Hiatus qui, si ça n’est déjà fait, risque fort de tordre le cou à ce qu’on appelle la littérature, mais là encore, le mot est tellement flou, intime, subjectif, blanc chez Paul et noir chez Pierre, que je ne sais même pas s’il signifie encore quelque chose de palpable pour l’esprit.
Hiatus parce si vous mélangez dans une auge, des carottes, de belles feuilles d’ormeau, de la bonne farine de blé, des patates bouillies, de la lessive, de l’acide sulfurique, du plâtre, du ciment, de l’argile, du carton, de deux choses l’une : ou le goret, sagement, va cesser de manger, trop dangereux et trop dur de trier le bon grain de l’ivraie, ou alors il va tout avaler et en crever à coup sûr.
Mais laissons là le cochon, ça a toujours mauvaise réputation, un cochon, présenté sous sa forme initiale, autre que charcuterie, et revenons-en à mon poisson et à sa rivière, à la complicité nécessaire établie entre le plaisir d’écrire et celui d’être lu.
Assis sous les aulnes sereins, pêchez donc un poisson et, l’ayant décroché du cruel hameçon, mettez-le sur l’herbe fraîche de la berge.
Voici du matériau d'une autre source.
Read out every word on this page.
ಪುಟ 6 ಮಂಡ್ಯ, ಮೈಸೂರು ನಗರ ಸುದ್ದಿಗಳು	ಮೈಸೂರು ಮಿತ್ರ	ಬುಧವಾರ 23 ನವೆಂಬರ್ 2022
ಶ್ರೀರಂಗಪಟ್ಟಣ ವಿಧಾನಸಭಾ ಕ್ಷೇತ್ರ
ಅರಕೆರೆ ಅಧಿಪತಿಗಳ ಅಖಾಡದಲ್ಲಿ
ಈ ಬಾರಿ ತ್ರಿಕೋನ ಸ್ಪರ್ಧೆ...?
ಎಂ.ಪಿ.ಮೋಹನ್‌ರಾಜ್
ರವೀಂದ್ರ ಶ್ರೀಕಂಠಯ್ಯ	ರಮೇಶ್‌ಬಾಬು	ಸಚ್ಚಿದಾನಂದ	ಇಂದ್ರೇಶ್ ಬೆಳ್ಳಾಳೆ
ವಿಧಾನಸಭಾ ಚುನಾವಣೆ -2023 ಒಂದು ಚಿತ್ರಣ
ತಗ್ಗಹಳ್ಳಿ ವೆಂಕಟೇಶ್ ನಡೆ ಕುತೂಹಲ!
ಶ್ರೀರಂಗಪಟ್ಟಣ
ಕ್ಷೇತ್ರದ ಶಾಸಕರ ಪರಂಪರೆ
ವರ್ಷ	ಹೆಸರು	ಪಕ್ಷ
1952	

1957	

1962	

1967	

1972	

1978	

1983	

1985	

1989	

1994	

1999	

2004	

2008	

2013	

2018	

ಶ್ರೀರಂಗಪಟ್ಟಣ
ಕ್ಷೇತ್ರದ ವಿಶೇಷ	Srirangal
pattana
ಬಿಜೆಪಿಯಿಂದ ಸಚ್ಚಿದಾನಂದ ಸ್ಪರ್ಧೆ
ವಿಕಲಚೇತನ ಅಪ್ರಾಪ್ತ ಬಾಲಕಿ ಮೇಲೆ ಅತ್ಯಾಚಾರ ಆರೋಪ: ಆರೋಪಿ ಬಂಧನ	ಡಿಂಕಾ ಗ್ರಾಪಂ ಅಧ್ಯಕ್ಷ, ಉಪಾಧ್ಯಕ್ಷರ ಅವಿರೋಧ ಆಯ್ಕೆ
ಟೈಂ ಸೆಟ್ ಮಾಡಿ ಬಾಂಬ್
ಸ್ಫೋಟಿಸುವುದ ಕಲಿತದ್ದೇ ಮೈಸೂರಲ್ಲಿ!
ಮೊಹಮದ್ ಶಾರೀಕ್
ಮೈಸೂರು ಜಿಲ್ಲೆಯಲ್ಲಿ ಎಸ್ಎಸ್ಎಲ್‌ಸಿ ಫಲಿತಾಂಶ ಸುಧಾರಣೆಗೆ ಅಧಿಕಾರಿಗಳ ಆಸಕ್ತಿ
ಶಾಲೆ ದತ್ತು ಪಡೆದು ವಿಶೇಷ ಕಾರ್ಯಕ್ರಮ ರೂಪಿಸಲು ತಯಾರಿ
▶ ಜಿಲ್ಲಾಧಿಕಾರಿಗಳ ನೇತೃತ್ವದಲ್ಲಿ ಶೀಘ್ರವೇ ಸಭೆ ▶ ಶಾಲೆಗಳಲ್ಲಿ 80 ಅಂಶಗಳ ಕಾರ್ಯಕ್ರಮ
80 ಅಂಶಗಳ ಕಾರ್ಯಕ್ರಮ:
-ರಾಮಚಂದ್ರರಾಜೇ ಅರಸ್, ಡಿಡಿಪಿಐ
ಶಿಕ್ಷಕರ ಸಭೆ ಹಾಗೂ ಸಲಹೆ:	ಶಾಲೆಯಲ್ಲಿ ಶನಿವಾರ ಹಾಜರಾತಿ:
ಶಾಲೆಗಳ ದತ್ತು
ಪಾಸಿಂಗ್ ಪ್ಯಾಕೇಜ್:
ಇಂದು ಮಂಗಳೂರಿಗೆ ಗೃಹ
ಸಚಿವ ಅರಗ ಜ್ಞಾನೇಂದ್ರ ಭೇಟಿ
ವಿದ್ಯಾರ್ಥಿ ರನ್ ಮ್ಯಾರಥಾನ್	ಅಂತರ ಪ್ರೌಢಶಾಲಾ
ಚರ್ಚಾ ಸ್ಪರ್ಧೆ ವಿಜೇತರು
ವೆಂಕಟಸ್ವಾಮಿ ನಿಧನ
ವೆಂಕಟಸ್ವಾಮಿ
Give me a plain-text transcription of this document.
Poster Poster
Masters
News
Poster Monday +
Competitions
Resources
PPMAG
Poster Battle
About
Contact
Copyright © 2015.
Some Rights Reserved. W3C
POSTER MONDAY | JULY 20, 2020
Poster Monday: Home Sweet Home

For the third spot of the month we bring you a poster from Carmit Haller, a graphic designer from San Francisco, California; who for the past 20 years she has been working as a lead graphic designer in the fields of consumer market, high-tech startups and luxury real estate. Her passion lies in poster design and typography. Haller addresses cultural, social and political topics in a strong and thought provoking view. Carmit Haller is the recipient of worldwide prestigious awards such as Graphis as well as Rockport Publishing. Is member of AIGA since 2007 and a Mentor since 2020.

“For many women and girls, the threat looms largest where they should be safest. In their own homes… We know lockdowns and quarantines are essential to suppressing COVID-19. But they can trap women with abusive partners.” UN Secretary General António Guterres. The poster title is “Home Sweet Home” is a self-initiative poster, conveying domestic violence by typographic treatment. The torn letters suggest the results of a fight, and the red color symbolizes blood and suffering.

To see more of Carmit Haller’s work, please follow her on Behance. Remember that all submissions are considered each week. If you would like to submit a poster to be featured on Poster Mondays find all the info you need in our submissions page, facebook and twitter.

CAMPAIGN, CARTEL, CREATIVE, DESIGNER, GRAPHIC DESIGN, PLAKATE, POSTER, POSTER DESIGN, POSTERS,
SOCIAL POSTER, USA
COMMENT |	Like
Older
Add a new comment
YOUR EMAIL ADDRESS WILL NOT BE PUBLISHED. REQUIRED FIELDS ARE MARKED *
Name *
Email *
Voyez comme il ouvre la gueule et voyez ses ridicules soubresauts ! Le changement de monde lui est insupportable et ces soubresauts sont l’effet de mouvements qu’il impulse à son corps et qui, normalement, s’il était dans la rivière, créerait un déplacement.
Prenez un écrivain - pêchez-le si vous voulez - changez-le de monde, privez-le de celui des lecteurs, et il fera les mêmes mouvements désespérés que le poisson. Ses grotesques soubresauts ne le feront pas évoluer d’un pas.
D’une nageoire, oui, si l’on veut. Et s'il ne veut pas en crever, autant alors qu’il abandonne sa condition d’écrivain et que, trop longtemps échoué sur la berge, il se fasse tout, sauf poisson.
Il existe plein d'autres agréables conditions.
Devant cette désacralisation du langage littéraire par l'abondance, la surenchère et l'amoncellement, tel est bien le dilemme auquel sont confrontés, qu’ils le sachent ou pas, qu’ils l’admettent ou non, qu’ils le disent ou pas, qu'ils soient muscadins du sérail ou non, tous les gens qui participent du brouhaha des blogs, dont je suis, comme tous ceux, et ce sont parfois les mêmes, qui se retrouvent sur les palettes discount de l’ouverture de la foire d'empoigne.
En juillet-août, la fréquentation de « l’Exil des mots » est devenue presque risible. Pas mille visiteurs uniques par mois. Une chute que je n’attribue pas forcément aux plaisirs de la plage ou de la randonnée montagnarde.
Une chute que j’attribue à la concurrence de plus en plus multiple, comme à mon incapacité à renouveler ce blog, dans sa forme et dans son contenu. Mon incapacité, donc, à élever un peu la voix par-dessus le vacarme.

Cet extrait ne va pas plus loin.